De pronto empezaron a ocurrir accidentes: una abuela que tropieza y cae de las escaleras, un niño que inexplicablemente encuentra un cuchillo y juega con él, alguien que se resbala en el baño. Aunque los periódicos evitaban dar información adversa sobre los mutantes, en redes sociales la gente contaba sus historias, pero lo atribuían a accidentes o descuidos, aunque las bestias estuvieran siempre cerca del lugar del percance. Nadie tomó precauciones. Hasta que en una sola noche, estos animales acabaron con las mascotas: gatos, perros, pájaros, lo que fuera; todos al mismo tiempo, como si se pudieran comunicar por telepatía. Les hundieron sus filosos colmillos en el cuello. La gente todavía no se reponía de lo ocurrido, estaban confundidos y dolidos. Y justo a la siguiente noche, los que no tuvieron la precaución de encerrarlos, se encontraron con que habían matado a los niños pequeños. Además huyeron, incluso los que estaban bajo llave en una jaula, nadie sabía cómo o a dónde.
Hubo una emergencia nacional, brigadas de cazadores que los buscaban para acabar con ellos. La venta de armas se disparó. Fue el pretexto ideal para que todos portaran arma a cualquier hora del día, aunque los marsupiales sólo salían de noche. Las autoridades se hicieron de la vista gorda.
Si antes habían sido pacíficos y torpes, se convirtieron en criaturas astutas y peligrosas. Nadie quería salir de noche. Las brigadas que los buscaban tenían poco éxito, acaso lograban matar a uno, muy de vez en cuando. Se calculaba que por cada habitante de la ciudad, habría tres de ellos. Y aunque buscaron por todas partes, nadie sabía dónde se escondían. Lo único seguro es que estaban en la ciudad, pues dejaban indicios por todas partes. Ponchaban los neumáticos de los carros, descomponían los semáforos, las instalaciones eléctricas, contaminaban el agua. Y por más que ponían cámaras de seguridad y las brigadas de cazadores eran cada vez más numerosas, nadie los encontraba.

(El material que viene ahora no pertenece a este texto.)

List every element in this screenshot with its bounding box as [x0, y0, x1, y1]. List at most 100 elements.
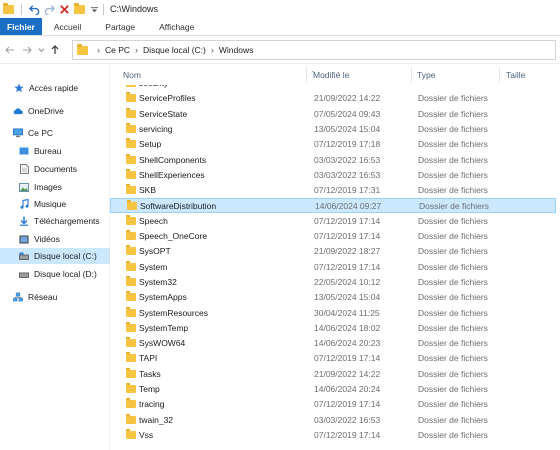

Los asesinatos a mano armada se multiplicaron, como todo el mundo podía portar una arma, las personas incluso pacíficas y que nada tenían que ver con la delincuencia se disparaban por disputas de tránsito, porque los dejaban esperando en la fila del banco, por el mal servicio en los hospitales públicos, porque un maestro habría castigado a sus hijos, razones no faltaban. La ciudad estaba fuera de control y las autoridades generaban más caos en lugar de controlarlo: redactaron una serie de absurdas instrucciones para evitar ser baleado en la calle. ¡Sálvese quien pueda! Nos sentíamos en una jaula de asfalto, amplia y gris, de la que sin embargo no podíamos escapar.
Desde que oscureció, escuchamos ruidos en las tuberías. Por si las dudas, hemos clausurado el baño y la cocina. Estamos encerrados en la habitación, ambos con pistolas cargadas. Llamé a mi familia y a algunos amigos para decirles que tengan cuidado, les he dicho que estén atentos a los ruidos, pero nadie me hizo caso. Los vecinos tampoco se han percatado de nada, la televisión de uno de ellos se escucha hasta acá, creo que están viendo una película de guerra, y no saben que quizá haya otra al acecho, una real y terrorífica, justo dentro de sus casas.